As a kid, I LOVED Red Light-Green Light! It was so easy! (I wasn't as good at Simon Says. I had to pay attention too much!) Red light means stop and Green light means go. If you get caught going, you have to go back to the beginning. You win when you get all the way to the person yelling Red Light-Green Light and touch them. A great, simple game. I was thinking life should be like Red Light-Green Light. Then I realized, sometimes it is.
I had a crush a few weeks ago. I say had, because rationale set in and I realized I can't really like this person because I don't know them. I called it a crush, because it wasn't even a "He's So Hot" attraction. Just flirting and hence, my labeling it a crush. I explained what had been going on to my friends. They reminded me that just because I worked in a high school, and sometimes revert to a high school "feel" (clothes and music mostly), doesn't mean I have to act like I'm in high school. I was just so confused. One day he'd speak to me and joke around, next day nothing. It was a modern day Red Light-Green Light relationship.

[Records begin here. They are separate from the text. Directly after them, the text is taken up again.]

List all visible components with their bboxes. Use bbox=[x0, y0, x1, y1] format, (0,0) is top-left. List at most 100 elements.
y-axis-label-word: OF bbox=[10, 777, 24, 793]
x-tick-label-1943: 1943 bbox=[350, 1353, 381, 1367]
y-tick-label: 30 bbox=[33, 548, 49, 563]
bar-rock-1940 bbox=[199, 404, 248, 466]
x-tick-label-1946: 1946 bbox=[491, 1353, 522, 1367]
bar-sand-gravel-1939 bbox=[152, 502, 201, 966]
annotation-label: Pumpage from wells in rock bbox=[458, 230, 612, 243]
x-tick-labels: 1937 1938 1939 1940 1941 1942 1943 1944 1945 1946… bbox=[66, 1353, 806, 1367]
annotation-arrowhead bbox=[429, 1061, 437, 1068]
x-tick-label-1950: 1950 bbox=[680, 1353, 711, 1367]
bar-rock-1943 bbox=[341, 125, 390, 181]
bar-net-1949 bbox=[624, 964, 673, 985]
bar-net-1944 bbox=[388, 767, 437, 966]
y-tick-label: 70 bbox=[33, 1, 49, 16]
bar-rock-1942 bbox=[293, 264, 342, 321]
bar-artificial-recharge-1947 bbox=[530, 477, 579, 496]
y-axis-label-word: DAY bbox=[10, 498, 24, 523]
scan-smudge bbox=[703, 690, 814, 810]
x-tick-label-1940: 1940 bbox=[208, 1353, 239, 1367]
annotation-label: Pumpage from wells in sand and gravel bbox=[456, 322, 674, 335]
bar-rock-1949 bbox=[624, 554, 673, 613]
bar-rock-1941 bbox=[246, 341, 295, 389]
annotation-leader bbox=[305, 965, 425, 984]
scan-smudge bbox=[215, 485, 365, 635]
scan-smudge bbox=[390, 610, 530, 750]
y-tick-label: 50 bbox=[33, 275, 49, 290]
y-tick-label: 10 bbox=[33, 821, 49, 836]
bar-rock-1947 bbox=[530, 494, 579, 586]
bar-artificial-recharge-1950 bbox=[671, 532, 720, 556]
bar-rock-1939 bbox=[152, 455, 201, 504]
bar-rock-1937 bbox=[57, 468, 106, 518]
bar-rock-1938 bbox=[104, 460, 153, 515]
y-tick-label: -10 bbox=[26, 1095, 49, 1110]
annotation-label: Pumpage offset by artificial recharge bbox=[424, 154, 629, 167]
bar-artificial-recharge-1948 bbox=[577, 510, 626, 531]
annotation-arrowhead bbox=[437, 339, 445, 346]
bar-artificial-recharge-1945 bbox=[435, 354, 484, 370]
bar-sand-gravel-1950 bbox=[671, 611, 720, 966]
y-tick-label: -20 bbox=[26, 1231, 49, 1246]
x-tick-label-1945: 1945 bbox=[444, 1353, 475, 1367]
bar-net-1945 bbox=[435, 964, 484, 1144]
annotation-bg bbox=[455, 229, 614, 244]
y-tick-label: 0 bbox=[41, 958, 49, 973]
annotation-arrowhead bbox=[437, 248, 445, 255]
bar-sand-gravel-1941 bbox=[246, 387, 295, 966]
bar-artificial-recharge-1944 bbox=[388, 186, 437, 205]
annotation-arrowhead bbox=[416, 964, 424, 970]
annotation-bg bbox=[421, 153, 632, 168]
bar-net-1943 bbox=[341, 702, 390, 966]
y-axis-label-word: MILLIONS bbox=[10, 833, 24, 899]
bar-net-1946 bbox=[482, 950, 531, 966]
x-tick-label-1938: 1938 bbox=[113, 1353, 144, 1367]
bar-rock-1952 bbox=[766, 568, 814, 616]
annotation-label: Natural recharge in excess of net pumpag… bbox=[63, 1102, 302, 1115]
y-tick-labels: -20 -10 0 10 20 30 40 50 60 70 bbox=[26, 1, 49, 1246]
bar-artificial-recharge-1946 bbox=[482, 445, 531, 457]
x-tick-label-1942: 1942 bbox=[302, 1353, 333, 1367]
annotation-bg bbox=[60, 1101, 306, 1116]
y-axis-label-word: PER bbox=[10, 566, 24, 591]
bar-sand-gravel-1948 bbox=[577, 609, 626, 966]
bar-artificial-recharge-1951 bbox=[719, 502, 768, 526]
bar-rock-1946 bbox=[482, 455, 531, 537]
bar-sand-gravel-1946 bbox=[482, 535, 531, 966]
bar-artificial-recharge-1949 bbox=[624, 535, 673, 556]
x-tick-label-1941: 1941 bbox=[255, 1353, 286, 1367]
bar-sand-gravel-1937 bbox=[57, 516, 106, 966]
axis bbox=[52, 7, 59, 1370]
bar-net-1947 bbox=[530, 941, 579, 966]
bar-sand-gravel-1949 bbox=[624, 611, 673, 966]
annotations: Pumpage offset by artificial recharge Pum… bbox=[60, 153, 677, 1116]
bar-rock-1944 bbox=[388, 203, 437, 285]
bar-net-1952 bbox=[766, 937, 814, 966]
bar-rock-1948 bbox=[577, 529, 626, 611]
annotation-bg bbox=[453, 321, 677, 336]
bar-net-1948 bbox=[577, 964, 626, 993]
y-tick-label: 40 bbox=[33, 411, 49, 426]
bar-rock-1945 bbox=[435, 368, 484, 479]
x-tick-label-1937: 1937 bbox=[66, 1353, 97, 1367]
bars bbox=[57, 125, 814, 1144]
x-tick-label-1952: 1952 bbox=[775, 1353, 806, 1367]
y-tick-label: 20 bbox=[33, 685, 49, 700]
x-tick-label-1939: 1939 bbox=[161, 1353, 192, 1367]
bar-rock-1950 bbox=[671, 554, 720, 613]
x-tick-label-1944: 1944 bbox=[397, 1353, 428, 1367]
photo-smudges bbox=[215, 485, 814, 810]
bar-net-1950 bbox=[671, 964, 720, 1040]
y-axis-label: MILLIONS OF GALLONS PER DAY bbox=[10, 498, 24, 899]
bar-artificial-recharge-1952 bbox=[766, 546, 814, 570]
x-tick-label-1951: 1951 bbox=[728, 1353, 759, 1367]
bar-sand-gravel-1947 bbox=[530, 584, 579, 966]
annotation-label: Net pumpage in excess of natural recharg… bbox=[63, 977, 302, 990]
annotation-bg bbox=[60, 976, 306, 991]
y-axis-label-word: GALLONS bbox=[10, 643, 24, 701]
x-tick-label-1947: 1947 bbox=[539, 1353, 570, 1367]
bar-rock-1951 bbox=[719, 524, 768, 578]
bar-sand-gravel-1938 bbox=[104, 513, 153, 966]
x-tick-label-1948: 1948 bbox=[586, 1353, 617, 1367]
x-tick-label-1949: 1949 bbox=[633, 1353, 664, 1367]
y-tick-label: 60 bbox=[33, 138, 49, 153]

To define, a Red Light-Green Light relationship is one in which you take a few steps forward towards getting to know more about a person. It doesn't matter whether it's flirting, or just opening up, trusting more, etc. Once the person "catches" you moving forward, they close you off, stop talking, joking, etc. and move you all the way back to the beginning. You then begin not talking when you see each other, or maybe only in short phrases. It leaves you to wonder what the heck happened. Just yesterday you two were talking about how you liked your jobs, your family, batting eyes at each other whatever. Today, it's like the amnesia set in. They are friendly enough, but just like they don't even know who you are. Suddenly, you've been dropped straight into the plot of 50 First Dates or Eternal Sunshine of a Spotless Mind.
Eventually you get close to touching the person. One of two things can happen if you are lucky enough to get close. One - the "yeller" gets caught. Then the games starts all over again. Two - the "yeller" doesn't want to get caught and catches you before you touch them, sending you all the way back to the beginning. Usually, when this happens, the "chaser" decideds they don't want to play anymore. Too frustrating to be so close and yet never win. I guess there are other options, like the "yeller" is happy he doesn't have to keep saying "red light. green light." and gets caught and everyone is happy, games are over. I've never seen this really happen before. No one plays games just to give up. (Except maybe parents with their children.)
Red Light-Green Light was such a great game as kids. So were games like Hide-And-Seek, Tag, "war" and Simon Says, but they were games for kids. Maybe we are at fault for teaching our kids to play games where the object is not to get caught. As teenagers and early adults (for lack of a better term I can think of), why are we so afraid of getting caught that we keep sending people back to the beginning?